Large Deviations

In this post, I am going to give an introduction to Large Deviations, a theory for analyzing the probability of very rare events. I am going to focus on why Large Deviations theory is useful in some situations where more standard probability is not.

Let’s pretend that you are at a casino, and there is a game in which a player has a 20% chance of winning \$1 and a 80% chance of winning nothing. If the player plays the game 30 times, how likely is it that the player wins at least \$24? Surely the player winning at least \$24 is very rare, since the player only has a 20% chance of winning anything on each turn. But the casino owner might be interested in exactly how rare something like this is when deciding how much to for example charge for each round of the game.

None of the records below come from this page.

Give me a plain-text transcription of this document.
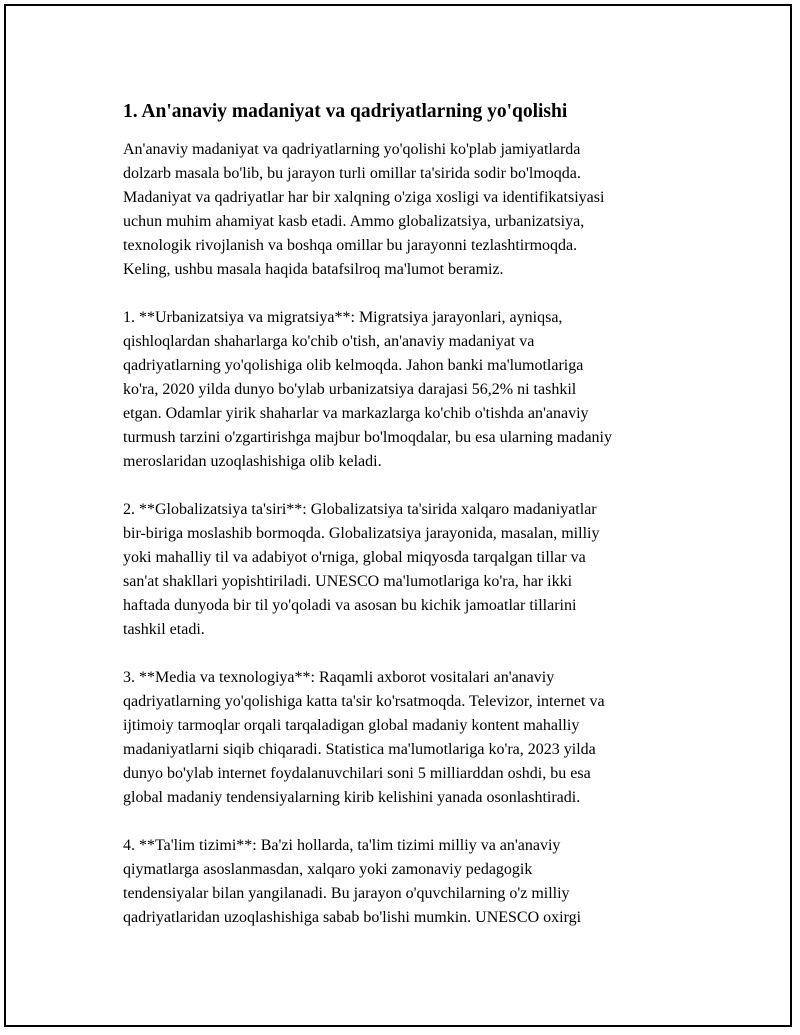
1. An'anaviy madaniyat va qadriyatlarning yo'qolishi

An'anaviy madaniyat va qadriyatlarning yo'qolishi ko'plab jamiyatlarda
dolzarb masala bo'lib, bu jarayon turli omillar ta'sirida sodir bo'lmoqda.
Madaniyat va qadriyatlar har bir xalqning o'ziga xosligi va identifikatsiyasi
uchun muhim ahamiyat kasb etadi. Ammo globalizatsiya, urbanizatsiya,
texnologik rivojlanish va boshqa omillar bu jarayonni tezlashtirmoqda.
Keling, ushbu masala haqida batafsilroq ma'lumot beramiz.

1. **Urbanizatsiya va migratsiya**: Migratsiya jarayonlari, ayniqsa,
qishloqlardan shaharlarga ko'chib o'tish, an'anaviy madaniyat va
qadriyatlarning yo'qolishiga olib kelmoqda. Jahon banki ma'lumotlariga
ko'ra, 2020 yilda dunyo bo'ylab urbanizatsiya darajasi 56,2% ni tashkil
etgan. Odamlar yirik shaharlar va markazlarga ko'chib o'tishda an'anaviy
turmush tarzini o'zgartirishga majbur bo'lmoqdalar, bu esa ularning madaniy
meroslaridan uzoqlashishiga olib keladi.

2. **Globalizatsiya ta'siri**: Globalizatsiya ta'sirida xalqaro madaniyatlar
bir-biriga moslashib bormoqda. Globalizatsiya jarayonida, masalan, milliy
yoki mahalliy til va adabiyot o'rniga, global miqyosda tarqalgan tillar va
san'at shakllari yopishtiriladi. UNESCO ma'lumotlariga ko'ra, har ikki
haftada dunyoda bir til yo'qoladi va asosan bu kichik jamoatlar tillarini
tashkil etadi.

3. **Media va texnologiya**: Raqamli axborot vositalari an'anaviy
qadriyatlarning yo'qolishiga katta ta'sir ko'rsatmoqda. Televizor, internet va
ijtimoiy tarmoqlar orqali tarqaladigan global madaniy kontent mahalliy
madaniyatlarni siqib chiqaradi. Statistica ma'lumotlariga ko'ra, 2023 yilda
dunyo bo'ylab internet foydalanuvchilari soni 5 milliarddan oshdi, bu esa
global madaniy tendensiyalarning kirib kelishini yanada osonlashtiradi.

4. **Ta'lim tizimi**: Ba'zi hollarda, ta'lim tizimi milliy va an'anaviy
qiymatlarga asoslanmasdan, xalqaro yoki zamonaviy pedagogik
tendensiyalar bilan yangilanadi. Bu jarayon o'quvchilarning o'z milliy
qadriyatlaridan uzoqlashishiga sabab bo'lishi mumkin. UNESCO oxirgi
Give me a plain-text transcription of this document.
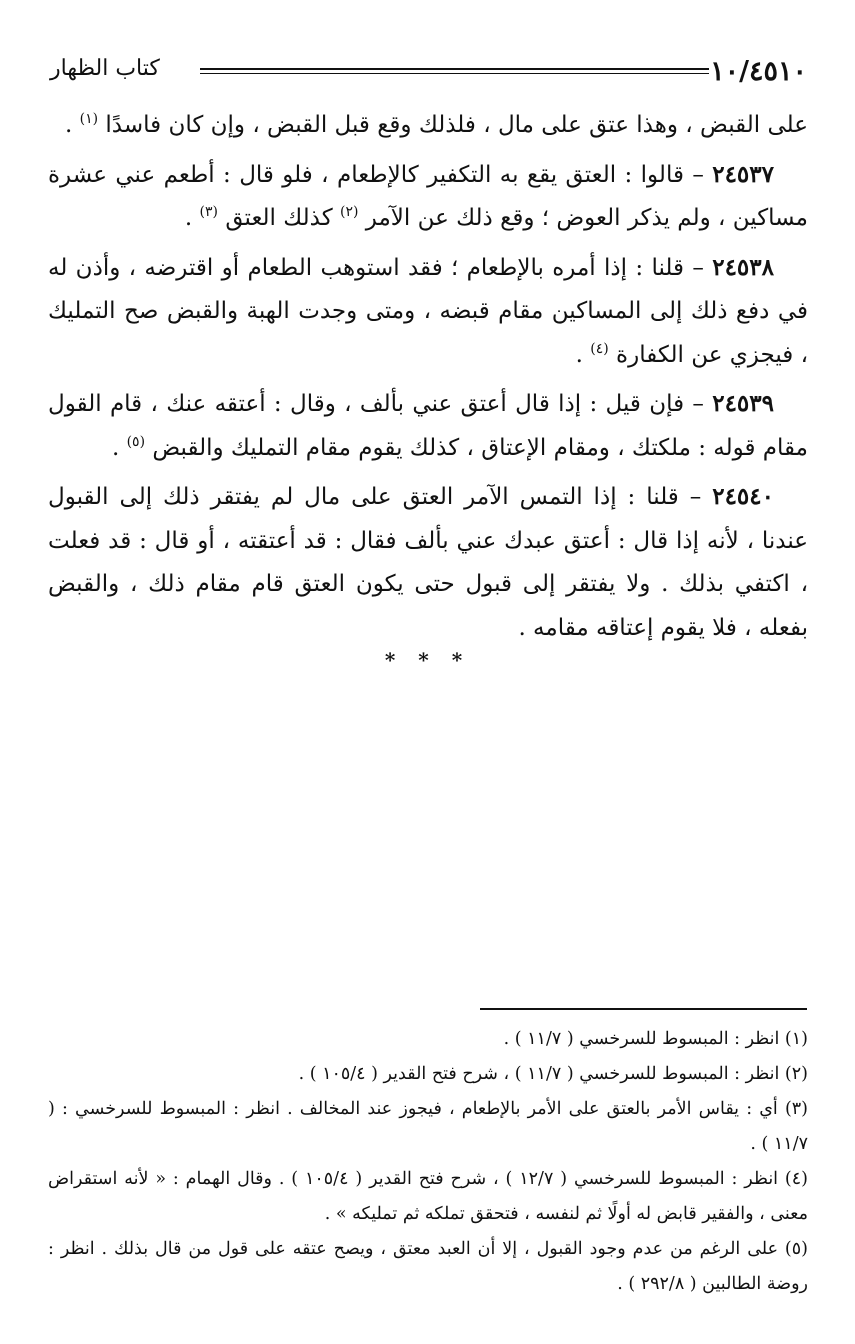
١٠/٤٥١٠
كتاب الظهار

على القبض ، وهذا عتق على مال ، فلذلك وقع قبل القبض ، وإن كان فاسدًا $^{(١)}$ .

٢٤٥٣٧ – قالوا : العتق يقع به التكفير كالإطعام ، فلو قال : أطعم عني عشرة مساكين ، ولم يذكر العوض ؛ وقع ذلك عن الآمر $^{(٢)}$ كذلك العتق $^{(٣)}$ .

٢٤٥٣٨ – قلنا : إذا أمره بالإطعام ؛ فقد استوهب الطعام أو اقترضه ، وأذن له في دفع ذلك إلى المساكين مقام قبضه ، ومتى وجدت الهبة والقبض صح التمليك ، فيجزي عن الكفارة $^{(٤)}$ .

٢٤٥٣٩ – فإن قيل : إذا قال أعتق عني بألف ، وقال : أعتقه عنك ، قام القول مقام قوله : ملكتك ، ومقام الإعتاق ، كذلك يقوم مقام التمليك والقبض $^{(٥)}$ .

٢٤٥٤٠ – قلنا : إذا التمس الآمر العتق على مال لم يفتقر ذلك إلى القبول عندنا ، لأنه إذا قال : أعتق عبدك عني بألف فقال : قد أعتقته ، أو قال : قد فعلت ، اكتفي بذلك . ولا يفتقر إلى قبول حتى يكون العتق قام مقام ذلك ، والقبض بفعله ، فلا يقوم إعتاقه مقامه .

* * *

(١) انظر : المبسوط للسرخسي ( ١١/٧ ) .

(٢) انظر : المبسوط للسرخسي ( ١١/٧ ) ، شرح فتح القدير ( ١٠٥/٤ ) .

(٣) أي : يقاس الأمر بالعتق على الأمر بالإطعام ، فيجوز عند المخالف . انظر : المبسوط للسرخسي : ( ١١/٧ ) .

(٤) انظر : المبسوط للسرخسي ( ١٢/٧ ) ، شرح فتح القدير ( ١٠٥/٤ ) . وقال الهمام : « لأنه استقراض معنى ، والفقير قابض له أولًا ثم لنفسه ، فتحقق تملكه ثم تمليكه » .

(٥) على الرغم من عدم وجود القبول ، إلا أن العبد معتق ، ويصح عتقه على قول من قال بذلك . انظر : روضة الطالبين ( ٢٩٢/٨ ) .
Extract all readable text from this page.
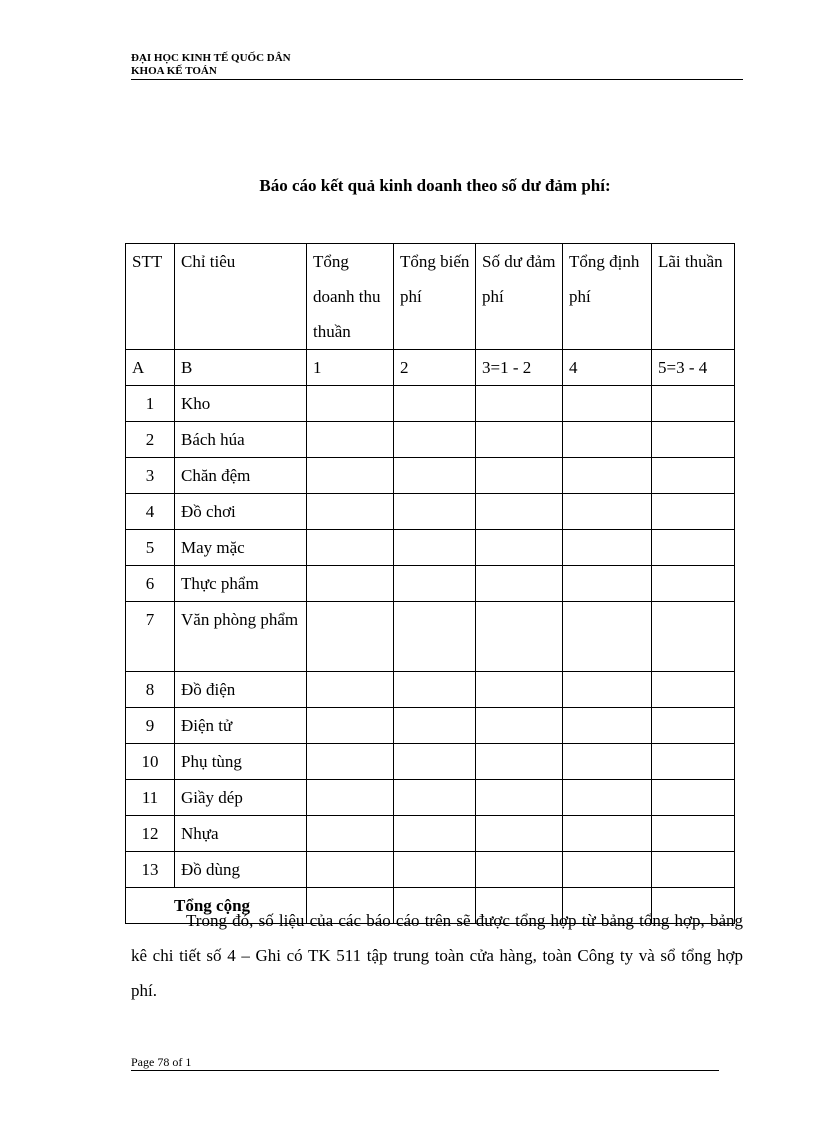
ĐẠI HỌC KINH TẾ QUỐC DÂN
KHOA KẾ TOÁN
Báo cáo kết quả kinh doanh theo số dư đảm phí:
STT	Chỉ tiêu	Tổng doanh thu thuần	Tổng biến phí	Số dư đảm phí	Tổng định phí	Lãi thuần
A	B	1	2	3=1 - 2	4	5=3 - 4
1	Kho					
2	Bách húa					
3	Chăn đệm					
4	Đồ chơi					
5	May mặc					
6	Thực phẩm					
7	Văn phòng phẩm					
8	Đồ điện					
9	Điện tử					
10	Phụ tùng					
11	Giầy dép					
12	Nhựa					
13	Đồ dùng					
Tổng cộng						
Trong đó, số liệu của các báo cáo trên sẽ được tổng hợp từ bảng tổng hợp, bảng kê chi tiết số 4 – Ghi có TK 511 tập trung toàn cửa hàng, toàn Công ty và sổ tổng hợp phí.
Page 78 of 1
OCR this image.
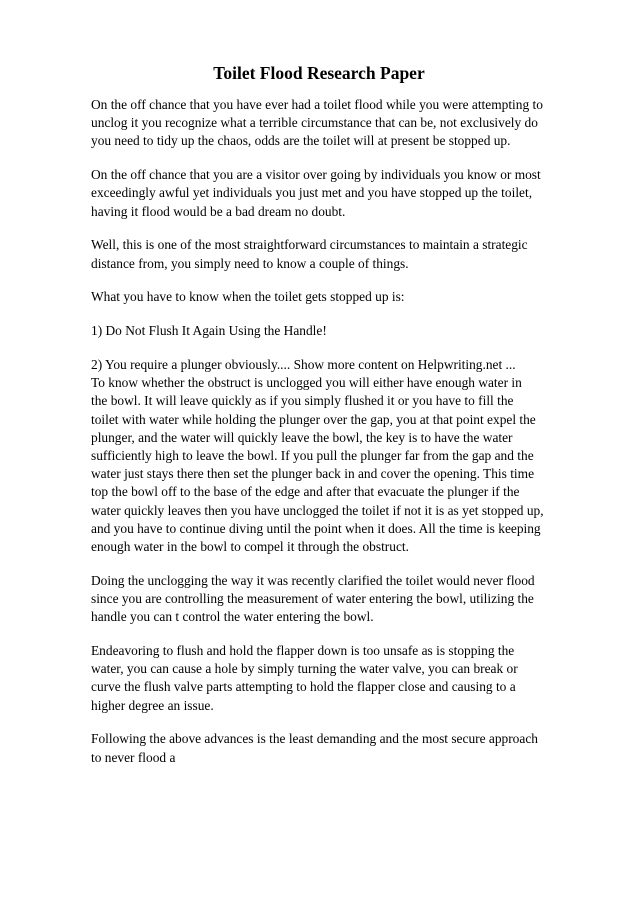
Toilet Flood Research Paper

On the off chance that you have ever had a toilet flood while you were attempting to
unclog it you recognize what a terrible circumstance that can be, not exclusively do
you need to tidy up the chaos, odds are the toilet will at present be stopped up.

On the off chance that you are a visitor over going by individuals you know or most
exceedingly awful yet individuals you just met and you have stopped up the toilet,
having it flood would be a bad dream no doubt.

Well, this is one of the most straightforward circumstances to maintain a strategic
distance from, you simply need to know a couple of things.

What you have to know when the toilet gets stopped up is:

1) Do Not Flush It Again Using the Handle!

2) You require a plunger obviously.... Show more content on Helpwriting.net ...
To know whether the obstruct is unclogged you will either have enough water in
the bowl. It will leave quickly as if you simply flushed it or you have to fill the
toilet with water while holding the plunger over the gap, you at that point expel the
plunger, and the water will quickly leave the bowl, the key is to have the water
sufficiently high to leave the bowl. If you pull the plunger far from the gap and the
water just stays there then set the plunger back in and cover the opening. This time
top the bowl off to the base of the edge and after that evacuate the plunger if the
water quickly leaves then you have unclogged the toilet if not it is as yet stopped up,
and you have to continue diving until the point when it does. All the time is keeping
enough water in the bowl to compel it through the obstruct.

Doing the unclogging the way it was recently clarified the toilet would never flood
since you are controlling the measurement of water entering the bowl, utilizing the
handle you can t control the water entering the bowl.

Endeavoring to flush and hold the flapper down is too unsafe as is stopping the
water, you can cause a hole by simply turning the water valve, you can break or
curve the flush valve parts attempting to hold the flapper close and causing to a
higher degree an issue.

Following the above advances is the least demanding and the most secure approach
to never flood a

This is a situation in which we can use the theory of large deviations. We can start by formalizing this setup mathematically. Let $X_1, X_2, \ldots$ be independent and identically distribution (i.i.d.) random variables and let $\bar{X}_n = \frac{1}{n} \sum_{i=1}^n X_i$ be the average of the first $n$. We will be interested in the probability

$P(\bar{X}_n \geq x)$

for some constant $x > EX_i$. Estimating this probability will be the central focus of our discussion of large deviations.

(Note: large deviations is a much broader field of math than just analyzing such a probability. In fact, the theory of large deviations provides a much higher abstracted framework for studying rare events. See e.g. Dembo’s textbook for the general framework. For this post, I will focus on this specific use case of the large deviations theory as it is perhaps the most important and also the most interesting to me.)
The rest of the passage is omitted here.